In the past, the pair came together for financial reasons. Bachman used a 1983 Guess Who reboot to help pay the mortgage on the house he’d bought with his then-wife Denise McCann. Another banding together, the lucrative Running Back Through Canada tour of 2000, resulted in a live double album and DVD, while 2003’s SARS virus benefit in Toronto saw them open for the Rolling Stones.
Three years later, they joined forces for a CBC TV special that led to a DVD and CD, First Time Around, featuring the two in front of an intimate crowd, playing the hits and relaying their stories. Backed by Burton’s Toronto-based group the Carpet Frogs, they called themselves the Bachman-Cummings Band. Their last live performances was during the summer of 2009 at a private function at Toronto’s Rebel nightclub, again backed by the Carpet Frogs.
Unlike those previous reunions, “Music Under the City Stars” is just the songwriters, who some might call Canada’s Lennon and McCartney or Jagger and Richards, their voices, piano and guitars. The storytelling side to the show is something that Bachman, the longtime host of CBC Radio’s Vinyl Tap, featured on his 2002 solo album, Every Song Tells a Story.
“The Walk of Fame night is going to be special because there’s no band,” says Cummings. “It’s just the two of us singing some of the songs we did together and apart and talking about where they came from, so it’ll be a lot of fun.” He added: “If people like the songs, it’s always interesting to hear that background and how the songs came together.” Bachman agrees: “There’s an energy or chemistry that I give Burton and he gives me. We don’t know what it is—it’s invisible—but it’s pretty magical.”
According to Cummings, his longtime manager Lorne Saifer has been getting calls of interest in a Bachman-Cummings tour for 2020. The “I’m Scared” singer has no fear of getting back on the road, boasting that he’s in better shape than ever, despite a car accident last year that left him concussed. “After 50 years I finally quit smoking and I don’t smoke anything anymore, even though grass is now legal,” Cummings says. “I don’t drink alcohol either—I’m so straight I’m boring. But people say I sound better than ever.”

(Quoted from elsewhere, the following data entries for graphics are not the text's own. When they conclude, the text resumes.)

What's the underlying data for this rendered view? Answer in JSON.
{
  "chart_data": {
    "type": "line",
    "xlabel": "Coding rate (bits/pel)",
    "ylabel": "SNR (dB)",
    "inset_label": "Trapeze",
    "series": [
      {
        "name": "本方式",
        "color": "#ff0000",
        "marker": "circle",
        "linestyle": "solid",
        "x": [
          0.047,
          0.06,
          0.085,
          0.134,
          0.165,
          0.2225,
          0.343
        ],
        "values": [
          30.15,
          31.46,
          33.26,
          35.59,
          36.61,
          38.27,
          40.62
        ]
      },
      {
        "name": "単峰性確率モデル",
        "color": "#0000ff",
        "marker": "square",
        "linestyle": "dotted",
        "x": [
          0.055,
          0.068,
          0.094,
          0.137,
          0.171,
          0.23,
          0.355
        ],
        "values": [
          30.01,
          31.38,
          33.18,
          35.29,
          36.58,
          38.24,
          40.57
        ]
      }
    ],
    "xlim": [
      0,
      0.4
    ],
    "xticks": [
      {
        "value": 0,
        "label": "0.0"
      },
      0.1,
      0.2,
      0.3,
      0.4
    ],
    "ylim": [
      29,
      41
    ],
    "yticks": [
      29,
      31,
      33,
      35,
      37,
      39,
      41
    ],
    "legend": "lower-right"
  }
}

Asked what keeps him wanting to perform, Cummings doesn’t hesitate. “Applause is very addictive,” he says, “as strong as any drug. But I also appreciate what my performing of these songs does for people. It takes them back in time. When you hear somebody do the songs that were hit records, you can remember where you lived, what kind of clothes you were wearing, what kind of car you were driving, how you wore your hair and who you were dating. It’s a wonderful thing. If I can do that for people—hell, I’ll do that into my 80s.”
As for Bachman, whose Vinyl Tap has just been renewed for another three years, he’s come to conclude that performing is a lifeblood. “Neil [Young] once told me, ‘We used to live to play, now we play to live.’ It’s so true—we play to stay alive.”
For those still in love with the Bachman-Cummings brand of “wheatfield soul” or those wanting to see the pair of rock legends one last time, all this reunion talk is good news.